DIRECTED BY: GAVIN HOOD

STARRING:Jake Gyllenhaal (Douglas Freeman), Reese Witherspoon (Isabella Fields El-Ibrahimi), Alan Arkin (Senator Hawkins), Peter Sarsgaard (Alan Smith), Meryl Streep (Corrinne Whitman), Omar Metwally (Anwar El-Ibrahimi), Igal Naor (Abasi Fawal), Zineb Oukach (Fatima Fawal), Moa Khouas (Khalid El-Emin)

RUNNING TIME: 120 MINUTES

TAIWAN RELEASE: TODAY


So Rendition is a well-meaning, honorable movie. Which is not to say that it is a very good one. It suffers especially from a familiar kind of narrative overcrowding. Sane and Hood frantically weave together plot strands in an effort to visit as many ideological, religious and emotional battlegrounds as they can, and the result is a degree of combat fatigue, as well as information overload. The filmmakers obey the current rule in Hollywood that states that a picture with large themes and a one-word title must also have multiple, chronologically de-centered story lines. (For your consideration: Crash, Syriana and Babel.) But they don't handle the complications very well, and try to pull off a third-act surprise that is less a plot twist than a logical unraveling. You may spend the last 15 minutes rubbing your eyes and scratching your head in puzzlement rather than fighting back tears.

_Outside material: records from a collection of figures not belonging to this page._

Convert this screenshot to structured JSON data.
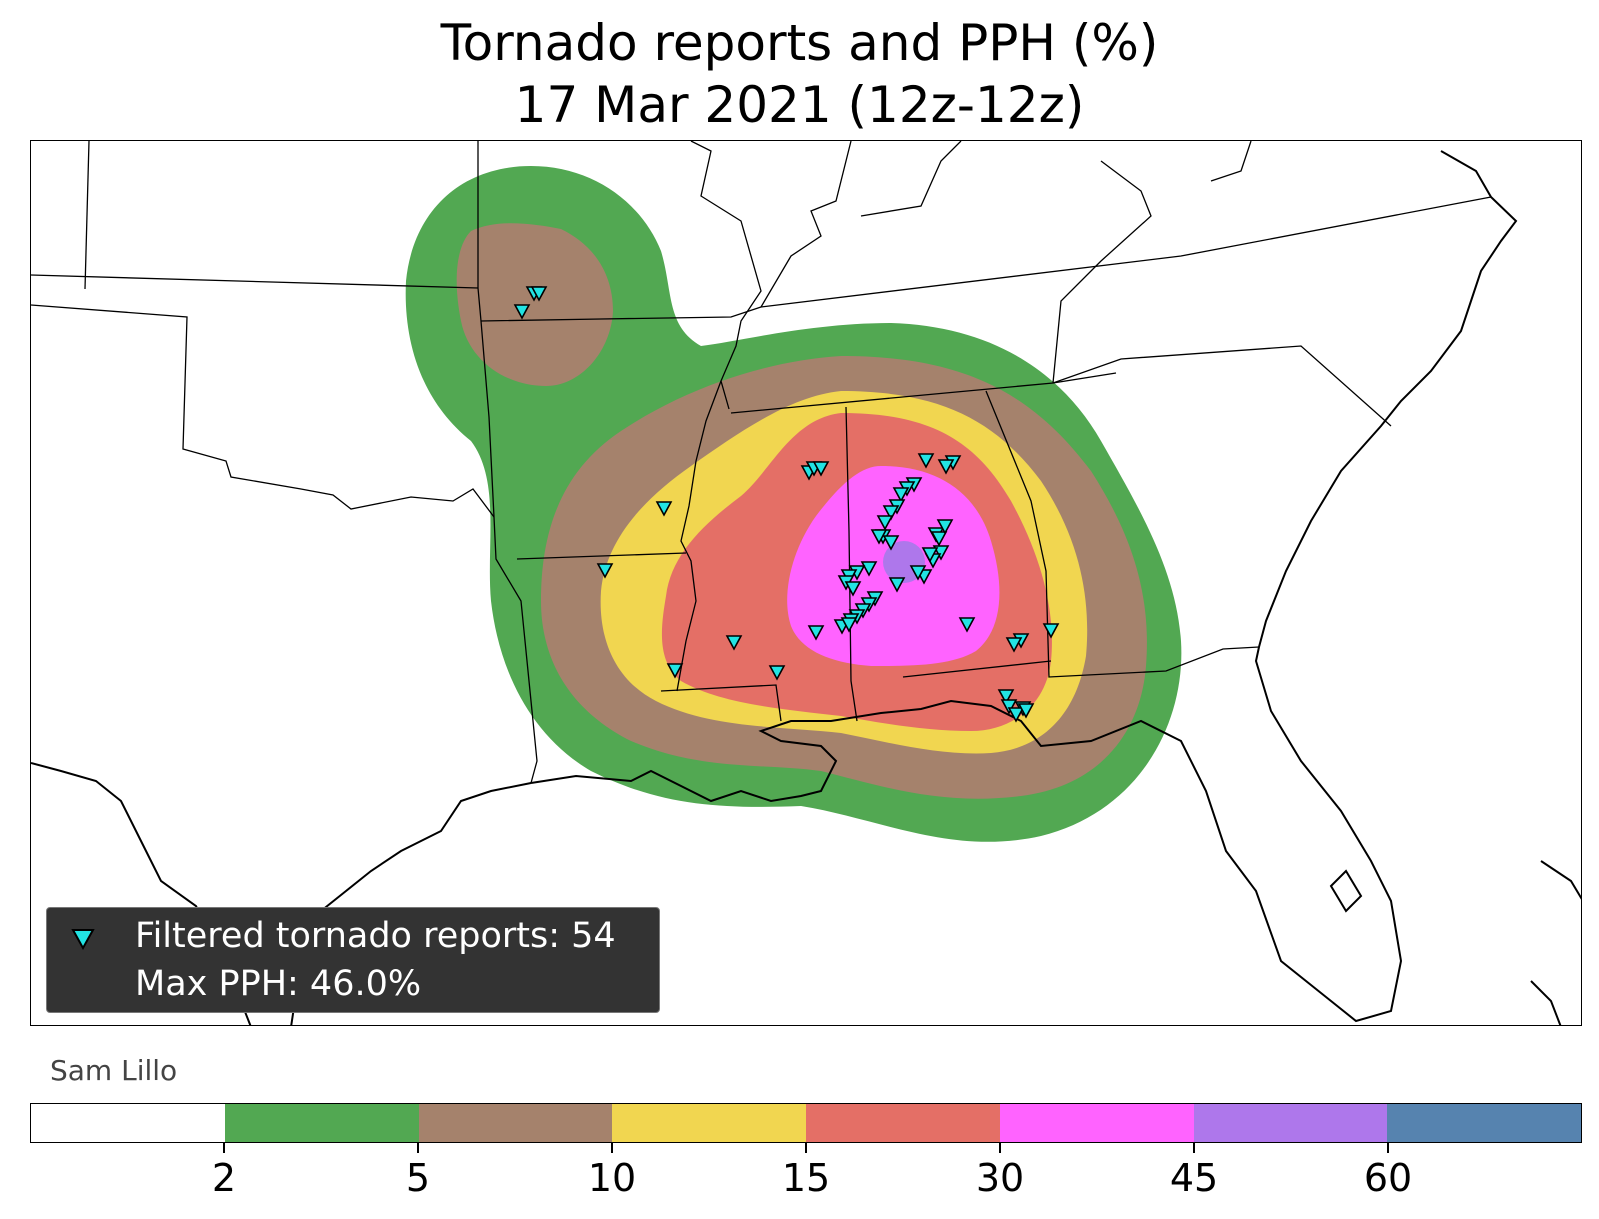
{
  "title": {
    "line1": "Tornado reports and PPH (%)",
    "line2": "17 Mar 2021 (12z-12z)"
  },
  "legend": {
    "reports_label": "Filtered tornado reports: 54",
    "max_label": "Max PPH: 46.0%",
    "marker_icon": "cyan-down-triangle-icon",
    "marker_color": "#22e3e3"
  },
  "credit": "Sam Lillo",
  "colorbar": {
    "colors": [
      "#ffffff",
      "#52a852",
      "#a5826c",
      "#f1d650",
      "#e46f66",
      "#ff63ff",
      "#ae77eb",
      "#5683af"
    ],
    "ticks": [
      "2",
      "5",
      "10",
      "15",
      "30",
      "45",
      "60"
    ]
  },
  "chart_data": {
    "type": "map",
    "contour_levels_pct": [
      2,
      5,
      10,
      15,
      30,
      45,
      60
    ],
    "filtered_tornado_reports": 54,
    "max_pph_pct": 46.0
  }
}
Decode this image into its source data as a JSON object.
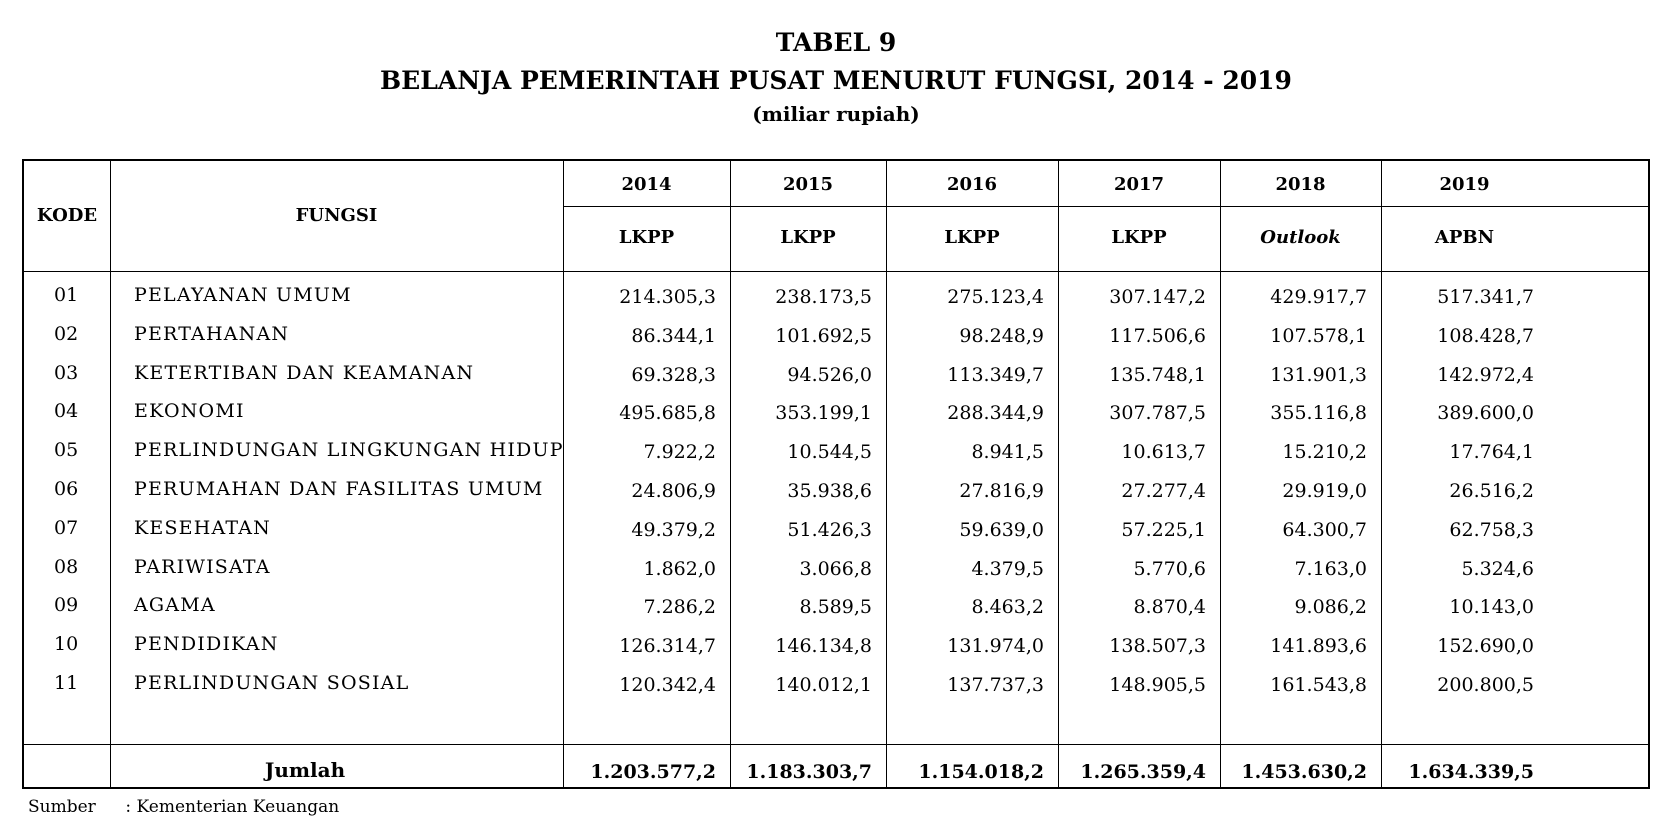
{
  "title": "TABEL 9",
  "subtitle": "BELANJA PEMERINTAH PUSAT MENURUT FUNGSI, 2014 - 2019",
  "unit": "(miliar rupiah)",
  "headers": {
    "kode": "KODE",
    "fungsi": "FUNGSI",
    "years": [
      "2014",
      "2015",
      "2016",
      "2017",
      "2018",
      "2019"
    ],
    "sources": [
      "LKPP",
      "LKPP",
      "LKPP",
      "LKPP",
      "Outlook",
      "APBN"
    ]
  },
  "rows": [
    {
      "kode": "01",
      "fungsi": "PELAYANAN UMUM",
      "values": [
        "214.305,3",
        "238.173,5",
        "275.123,4",
        "307.147,2",
        "429.917,7",
        "517.341,7"
      ]
    },
    {
      "kode": "02",
      "fungsi": "PERTAHANAN",
      "values": [
        "86.344,1",
        "101.692,5",
        "98.248,9",
        "117.506,6",
        "107.578,1",
        "108.428,7"
      ]
    },
    {
      "kode": "03",
      "fungsi": "KETERTIBAN DAN KEAMANAN",
      "values": [
        "69.328,3",
        "94.526,0",
        "113.349,7",
        "135.748,1",
        "131.901,3",
        "142.972,4"
      ]
    },
    {
      "kode": "04",
      "fungsi": "EKONOMI",
      "values": [
        "495.685,8",
        "353.199,1",
        "288.344,9",
        "307.787,5",
        "355.116,8",
        "389.600,0"
      ]
    },
    {
      "kode": "05",
      "fungsi": "PERLINDUNGAN LINGKUNGAN HIDUP",
      "values": [
        "7.922,2",
        "10.544,5",
        "8.941,5",
        "10.613,7",
        "15.210,2",
        "17.764,1"
      ]
    },
    {
      "kode": "06",
      "fungsi": "PERUMAHAN DAN FASILITAS UMUM",
      "values": [
        "24.806,9",
        "35.938,6",
        "27.816,9",
        "27.277,4",
        "29.919,0",
        "26.516,2"
      ]
    },
    {
      "kode": "07",
      "fungsi": "KESEHATAN",
      "values": [
        "49.379,2",
        "51.426,3",
        "59.639,0",
        "57.225,1",
        "64.300,7",
        "62.758,3"
      ]
    },
    {
      "kode": "08",
      "fungsi": "PARIWISATA",
      "values": [
        "1.862,0",
        "3.066,8",
        "4.379,5",
        "5.770,6",
        "7.163,0",
        "5.324,6"
      ]
    },
    {
      "kode": "09",
      "fungsi": "AGAMA",
      "values": [
        "7.286,2",
        "8.589,5",
        "8.463,2",
        "8.870,4",
        "9.086,2",
        "10.143,0"
      ]
    },
    {
      "kode": "10",
      "fungsi": "PENDIDIKAN",
      "values": [
        "126.314,7",
        "146.134,8",
        "131.974,0",
        "138.507,3",
        "141.893,6",
        "152.690,0"
      ]
    },
    {
      "kode": "11",
      "fungsi": "PERLINDUNGAN SOSIAL",
      "values": [
        "120.342,4",
        "140.012,1",
        "137.737,3",
        "148.905,5",
        "161.543,8",
        "200.800,5"
      ]
    }
  ],
  "total": {
    "label": "Jumlah",
    "values": [
      "1.203.577,2",
      "1.183.303,7",
      "1.154.018,2",
      "1.265.359,4",
      "1.453.630,2",
      "1.634.339,5"
    ]
  },
  "footer": {
    "label": "Sumber",
    "text": ": Kementerian Keuangan"
  }
}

But up until that point, each story, taken on its own, yields some touching moments and canny insights. At the center of the hubbub is Anwar El-Ibrahimi (Omar Metwally, who stole a scene in Munich), an Egyptian-born engineer who has lived in the US for his entire adult life. On his way home to Chicago from Cape Town, Anwar is snatched at the airport in Washington and "rendered" into the brutal penal system of an unspecified North African country where a suicide bombing has recently killed, among others, a CIA operative. Back home Anwar's American wife, Isabella (Witherspoon), unable to find out what has happened to him, tries to work her only government connection, an old boyfriend, Alan Smith (Peter Sarsgaard), who now works on the staff of one Senator Hawkins (Alan Arkin).